Woog’s World: We should be concerned about kids’ mental health, emotional development during COVID
My nephew’s second child was born in June.
In a normal year, I would have raced over to see him. I would have joined many other relatives, friends and strangers cooing over him. That’s what we did for his older sister, and that’s what human beings have done for and to babies, for tens of thousands of years.
But this is not a normal year. I waited a couple of months, before it was safe to see my great-nephew. As for what he sees, it is far different from what any infant has ever looked at before.
Early weeks and months are crucial to child development. Babies take their cues from the faces around them. We smile, trying to get them to smile back. (“It’s just gas,” my mother would say). We make silly faces, exaggerating our features. We talk nonsense, or kid-sense, being sure to articulate so they can learn language properly.
My great-nephew is growing up in a far different world. He is surrounded by people in masks. He cannot see their smiling, cooing faces. He cannot read their lips.
I think of the boys and girls who grew up during the Great Depression. Those men and women still with us are in their 90s and 100s. For their entire lives, they have been marked by their earliest memories. After decades of full refrigerators, they still worry where their next meal will come from. They still walk into a room, and flip a switch to not waste “the electricity.” They have never escaped the shadow of deprivation and fear.
As Westport children headed back to school last week, I wondered how the coronavirus pandemic would mark their lives.
It’s been six months since they were last in a classroom. Among the dozens of changes, some of the most noticeable were in those classrooms themselves.
Teachers who long prided themselves on creating warm, nurturing environments — roaming through desks in clusters, encouraging this student, chatting with that one, quietly reprimanding a third — suddenly faced rows of desks all facing forward, 1950s-style.

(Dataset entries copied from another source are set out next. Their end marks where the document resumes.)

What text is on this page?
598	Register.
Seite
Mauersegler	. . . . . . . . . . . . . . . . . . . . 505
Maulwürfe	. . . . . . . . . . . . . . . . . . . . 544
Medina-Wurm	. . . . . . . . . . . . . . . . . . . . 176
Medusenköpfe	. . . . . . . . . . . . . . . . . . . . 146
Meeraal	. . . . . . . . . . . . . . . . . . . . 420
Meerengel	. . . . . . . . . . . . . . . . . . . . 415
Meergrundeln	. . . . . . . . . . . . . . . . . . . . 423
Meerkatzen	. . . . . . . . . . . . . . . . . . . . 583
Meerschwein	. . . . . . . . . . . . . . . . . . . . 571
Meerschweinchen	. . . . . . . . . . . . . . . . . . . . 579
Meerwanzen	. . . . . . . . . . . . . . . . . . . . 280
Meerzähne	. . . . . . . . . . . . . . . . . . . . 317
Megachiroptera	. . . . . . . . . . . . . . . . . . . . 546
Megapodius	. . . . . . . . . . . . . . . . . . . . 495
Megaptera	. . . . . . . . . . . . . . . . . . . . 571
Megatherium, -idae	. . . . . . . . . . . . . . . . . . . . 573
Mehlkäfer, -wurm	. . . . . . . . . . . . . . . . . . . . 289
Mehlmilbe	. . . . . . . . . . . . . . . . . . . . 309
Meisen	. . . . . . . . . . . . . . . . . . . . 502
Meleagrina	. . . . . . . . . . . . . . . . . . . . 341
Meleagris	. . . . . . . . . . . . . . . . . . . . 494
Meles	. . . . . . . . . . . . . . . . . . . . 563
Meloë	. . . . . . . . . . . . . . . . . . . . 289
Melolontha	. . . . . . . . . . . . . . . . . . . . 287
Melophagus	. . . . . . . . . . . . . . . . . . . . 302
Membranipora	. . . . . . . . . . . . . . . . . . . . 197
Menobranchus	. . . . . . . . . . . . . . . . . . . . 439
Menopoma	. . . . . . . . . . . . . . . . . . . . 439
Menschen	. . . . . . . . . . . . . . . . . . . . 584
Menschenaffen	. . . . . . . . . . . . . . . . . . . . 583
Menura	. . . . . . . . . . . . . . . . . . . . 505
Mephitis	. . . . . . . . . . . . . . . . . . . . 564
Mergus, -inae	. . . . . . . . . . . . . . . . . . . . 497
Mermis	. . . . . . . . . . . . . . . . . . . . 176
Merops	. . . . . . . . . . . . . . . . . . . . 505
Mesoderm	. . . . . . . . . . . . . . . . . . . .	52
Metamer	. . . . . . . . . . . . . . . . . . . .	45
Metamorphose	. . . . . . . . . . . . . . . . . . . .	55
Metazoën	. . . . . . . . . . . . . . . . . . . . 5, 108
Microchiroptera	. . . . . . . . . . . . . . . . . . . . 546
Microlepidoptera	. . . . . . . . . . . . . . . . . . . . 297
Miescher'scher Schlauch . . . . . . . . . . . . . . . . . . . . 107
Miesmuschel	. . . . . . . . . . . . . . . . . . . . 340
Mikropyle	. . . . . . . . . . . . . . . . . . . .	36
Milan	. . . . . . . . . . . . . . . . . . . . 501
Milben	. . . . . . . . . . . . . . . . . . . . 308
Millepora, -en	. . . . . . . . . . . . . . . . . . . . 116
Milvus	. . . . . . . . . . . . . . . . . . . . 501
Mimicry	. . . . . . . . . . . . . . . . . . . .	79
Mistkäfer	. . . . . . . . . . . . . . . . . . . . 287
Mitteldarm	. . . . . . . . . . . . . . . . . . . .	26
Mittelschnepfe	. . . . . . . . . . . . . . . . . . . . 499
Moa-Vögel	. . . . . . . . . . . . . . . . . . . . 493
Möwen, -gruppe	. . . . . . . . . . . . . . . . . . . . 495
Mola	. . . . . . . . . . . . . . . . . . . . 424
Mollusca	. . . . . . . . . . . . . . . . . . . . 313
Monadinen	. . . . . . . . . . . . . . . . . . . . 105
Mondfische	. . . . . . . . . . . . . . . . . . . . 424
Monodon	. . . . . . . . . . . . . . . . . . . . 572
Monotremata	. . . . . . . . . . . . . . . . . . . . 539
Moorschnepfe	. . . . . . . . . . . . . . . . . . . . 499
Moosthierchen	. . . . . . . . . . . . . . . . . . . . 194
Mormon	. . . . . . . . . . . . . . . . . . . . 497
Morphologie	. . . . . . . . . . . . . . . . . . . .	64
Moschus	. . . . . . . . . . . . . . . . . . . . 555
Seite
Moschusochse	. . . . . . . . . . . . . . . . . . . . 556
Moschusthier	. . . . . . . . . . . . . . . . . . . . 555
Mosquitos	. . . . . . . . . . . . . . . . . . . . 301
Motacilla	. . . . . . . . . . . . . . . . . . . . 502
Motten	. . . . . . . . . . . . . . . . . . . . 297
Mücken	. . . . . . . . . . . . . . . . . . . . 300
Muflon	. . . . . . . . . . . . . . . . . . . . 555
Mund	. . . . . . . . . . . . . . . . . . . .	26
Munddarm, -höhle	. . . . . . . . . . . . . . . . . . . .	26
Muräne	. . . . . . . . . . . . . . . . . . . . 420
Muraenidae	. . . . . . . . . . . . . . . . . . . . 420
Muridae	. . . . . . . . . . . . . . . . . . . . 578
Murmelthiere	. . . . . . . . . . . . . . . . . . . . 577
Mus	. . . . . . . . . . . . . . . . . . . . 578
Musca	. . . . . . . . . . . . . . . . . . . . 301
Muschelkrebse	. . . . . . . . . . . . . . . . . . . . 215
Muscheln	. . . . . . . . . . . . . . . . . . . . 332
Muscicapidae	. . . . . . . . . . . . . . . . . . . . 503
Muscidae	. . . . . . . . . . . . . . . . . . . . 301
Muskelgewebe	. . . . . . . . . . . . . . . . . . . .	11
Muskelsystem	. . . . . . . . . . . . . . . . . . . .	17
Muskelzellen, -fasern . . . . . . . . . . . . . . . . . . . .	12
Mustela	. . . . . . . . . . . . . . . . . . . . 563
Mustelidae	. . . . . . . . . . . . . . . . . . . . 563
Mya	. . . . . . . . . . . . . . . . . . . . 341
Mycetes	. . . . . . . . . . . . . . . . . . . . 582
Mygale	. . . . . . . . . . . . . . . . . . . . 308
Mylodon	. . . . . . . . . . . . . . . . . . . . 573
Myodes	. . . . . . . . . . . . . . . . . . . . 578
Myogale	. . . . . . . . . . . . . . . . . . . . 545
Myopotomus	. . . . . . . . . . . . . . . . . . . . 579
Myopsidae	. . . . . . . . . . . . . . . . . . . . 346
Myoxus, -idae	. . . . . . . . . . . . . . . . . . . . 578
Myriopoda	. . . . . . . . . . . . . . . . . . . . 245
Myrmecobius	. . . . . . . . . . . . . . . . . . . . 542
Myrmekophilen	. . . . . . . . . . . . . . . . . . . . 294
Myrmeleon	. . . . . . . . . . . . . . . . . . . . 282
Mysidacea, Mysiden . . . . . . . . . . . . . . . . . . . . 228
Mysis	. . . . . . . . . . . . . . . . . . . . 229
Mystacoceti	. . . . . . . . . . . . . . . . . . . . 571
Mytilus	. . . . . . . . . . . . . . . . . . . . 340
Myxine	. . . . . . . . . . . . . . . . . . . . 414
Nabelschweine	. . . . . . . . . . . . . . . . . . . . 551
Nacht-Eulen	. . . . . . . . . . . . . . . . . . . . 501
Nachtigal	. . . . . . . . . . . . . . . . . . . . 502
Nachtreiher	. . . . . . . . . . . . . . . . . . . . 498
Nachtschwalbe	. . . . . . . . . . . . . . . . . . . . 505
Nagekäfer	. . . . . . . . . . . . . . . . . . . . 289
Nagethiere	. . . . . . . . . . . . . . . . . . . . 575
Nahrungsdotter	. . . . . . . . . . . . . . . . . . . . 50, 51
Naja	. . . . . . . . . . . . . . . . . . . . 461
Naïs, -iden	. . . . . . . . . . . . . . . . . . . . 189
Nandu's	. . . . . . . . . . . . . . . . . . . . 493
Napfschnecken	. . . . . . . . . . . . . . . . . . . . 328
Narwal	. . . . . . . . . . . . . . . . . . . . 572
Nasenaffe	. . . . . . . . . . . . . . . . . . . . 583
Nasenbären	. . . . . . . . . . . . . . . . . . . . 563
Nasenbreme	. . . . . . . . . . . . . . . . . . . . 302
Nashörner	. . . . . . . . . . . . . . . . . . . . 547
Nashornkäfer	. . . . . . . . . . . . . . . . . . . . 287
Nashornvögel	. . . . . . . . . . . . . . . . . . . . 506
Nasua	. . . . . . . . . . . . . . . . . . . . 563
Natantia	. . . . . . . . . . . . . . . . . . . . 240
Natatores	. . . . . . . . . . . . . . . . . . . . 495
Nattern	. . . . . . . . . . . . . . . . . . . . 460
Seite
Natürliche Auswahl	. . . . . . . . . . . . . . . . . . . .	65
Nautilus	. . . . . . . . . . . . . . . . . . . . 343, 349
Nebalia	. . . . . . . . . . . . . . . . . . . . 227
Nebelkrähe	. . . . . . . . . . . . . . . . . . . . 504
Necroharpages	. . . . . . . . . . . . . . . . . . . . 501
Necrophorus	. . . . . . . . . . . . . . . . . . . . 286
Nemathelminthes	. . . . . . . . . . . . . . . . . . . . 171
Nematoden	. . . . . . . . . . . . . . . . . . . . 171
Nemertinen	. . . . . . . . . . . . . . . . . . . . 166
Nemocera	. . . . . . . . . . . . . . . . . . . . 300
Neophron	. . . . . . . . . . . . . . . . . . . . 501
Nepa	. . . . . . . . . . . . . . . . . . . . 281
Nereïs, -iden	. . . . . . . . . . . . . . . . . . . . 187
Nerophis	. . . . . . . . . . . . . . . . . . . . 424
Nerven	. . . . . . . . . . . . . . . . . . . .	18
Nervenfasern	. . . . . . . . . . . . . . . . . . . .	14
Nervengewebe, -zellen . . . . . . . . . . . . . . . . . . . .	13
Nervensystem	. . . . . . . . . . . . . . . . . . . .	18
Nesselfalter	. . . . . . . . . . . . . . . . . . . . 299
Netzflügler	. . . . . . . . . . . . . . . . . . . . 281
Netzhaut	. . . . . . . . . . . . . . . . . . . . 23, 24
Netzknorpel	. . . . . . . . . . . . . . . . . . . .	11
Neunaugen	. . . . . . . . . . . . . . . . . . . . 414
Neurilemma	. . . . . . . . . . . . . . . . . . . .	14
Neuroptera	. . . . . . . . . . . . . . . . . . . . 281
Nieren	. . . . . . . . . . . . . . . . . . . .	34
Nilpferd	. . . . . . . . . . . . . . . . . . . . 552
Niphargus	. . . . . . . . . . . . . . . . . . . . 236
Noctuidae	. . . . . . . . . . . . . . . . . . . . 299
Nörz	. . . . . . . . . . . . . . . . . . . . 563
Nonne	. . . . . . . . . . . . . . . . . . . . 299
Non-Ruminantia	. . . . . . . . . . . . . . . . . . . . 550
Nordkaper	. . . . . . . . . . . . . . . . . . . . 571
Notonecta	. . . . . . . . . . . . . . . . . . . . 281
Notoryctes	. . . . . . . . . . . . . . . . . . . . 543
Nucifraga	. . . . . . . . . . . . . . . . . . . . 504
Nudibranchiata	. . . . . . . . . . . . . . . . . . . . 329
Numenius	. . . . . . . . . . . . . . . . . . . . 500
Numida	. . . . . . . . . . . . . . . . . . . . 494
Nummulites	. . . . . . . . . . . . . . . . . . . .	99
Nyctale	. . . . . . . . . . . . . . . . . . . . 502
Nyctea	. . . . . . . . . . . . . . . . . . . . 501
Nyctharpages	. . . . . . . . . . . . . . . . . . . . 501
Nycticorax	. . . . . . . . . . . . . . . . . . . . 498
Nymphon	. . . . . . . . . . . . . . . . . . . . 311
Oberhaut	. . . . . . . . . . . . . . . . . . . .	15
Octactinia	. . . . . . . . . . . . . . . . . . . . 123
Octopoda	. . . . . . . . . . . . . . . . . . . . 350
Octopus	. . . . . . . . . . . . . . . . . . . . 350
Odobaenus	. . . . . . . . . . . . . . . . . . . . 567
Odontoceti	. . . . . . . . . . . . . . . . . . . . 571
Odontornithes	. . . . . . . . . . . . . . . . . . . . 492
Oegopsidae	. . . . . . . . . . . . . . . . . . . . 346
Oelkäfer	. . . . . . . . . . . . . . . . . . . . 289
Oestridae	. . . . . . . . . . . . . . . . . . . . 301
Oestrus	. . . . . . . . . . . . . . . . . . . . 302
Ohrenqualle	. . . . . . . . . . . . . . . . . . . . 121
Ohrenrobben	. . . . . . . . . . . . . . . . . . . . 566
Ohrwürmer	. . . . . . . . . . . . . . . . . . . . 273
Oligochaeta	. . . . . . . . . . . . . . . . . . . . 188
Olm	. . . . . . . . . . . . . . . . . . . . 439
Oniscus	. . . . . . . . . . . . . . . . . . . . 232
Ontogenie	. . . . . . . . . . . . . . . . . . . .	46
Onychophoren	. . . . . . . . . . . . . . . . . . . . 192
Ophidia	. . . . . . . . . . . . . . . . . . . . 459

Classes were far smaller. Only half of all students are in school on any day — less, actually, because some study remotely full time. What must it be like to suddenly have so few friends around? And because groups and cohorts will not change, what does it mean to go perhaps the entire year without seeing more than half of everyone in their grade?
Cafeterias look, sound, even smell different too. The usual chaos has been replaced with staggered seating and Plexiglas shields. So much socialization occurs during lunchtime. Now, elementary school students don’t even have that; they eat at home.
Socialization, for better and worse, also occurs on school buses. These days, an enormous number of parents opt to drive their kids to school. The upside is that buses no longer stop every five yards. The downsides are that the streets near schools are clogged with many more cars. And children have one less chance to interact with their peers, at a time when they need all the contact they can get.
New rules about singing have curtailed that popular activity. Theater directors who once welcomed hundreds of youngsters — a number of whom discovered a lifelong passion on stage, or behind the scenes — are unable to mount shows. Many other before- and after-school clubs and activities have also been severely curtailed.
I’m writing this several days before publication. One Westport elementary school already shut down for a day, when a staff member tested positive for the coronavirus. Superintendent of Schools Thomas Scarice acted swiftly. But, he noted in an email to parents, we must expect similar incidents to recur. “We are educating our students in the midst of a global pandemic,” he said starkly.
Today’s students are tomorrow’s adults. The older ones remember school and life before COVID. Those experiences will temper their reactions to the current crisis. Younger ones lack that frame of reference. And the youngest boys and girls — my great-nephew included — have not even begun their formal education. They are learning about the world from the people they see, and from the faces they can’t see.
Much of the world’s attention has been focused on the physical effects of this virus. We are rightly concerned about our temperatures, lungs and hearts. But the mental health, and emotional development, of our kids is important too.
I don’t know what it means for my great-nephew to be born into a masked, frightened world. But I sure hope that when he enters school the desks will be back in clusters, the curtains will rise on musicals, and the buses and cafeterias will once again be raucous, smelly and filled.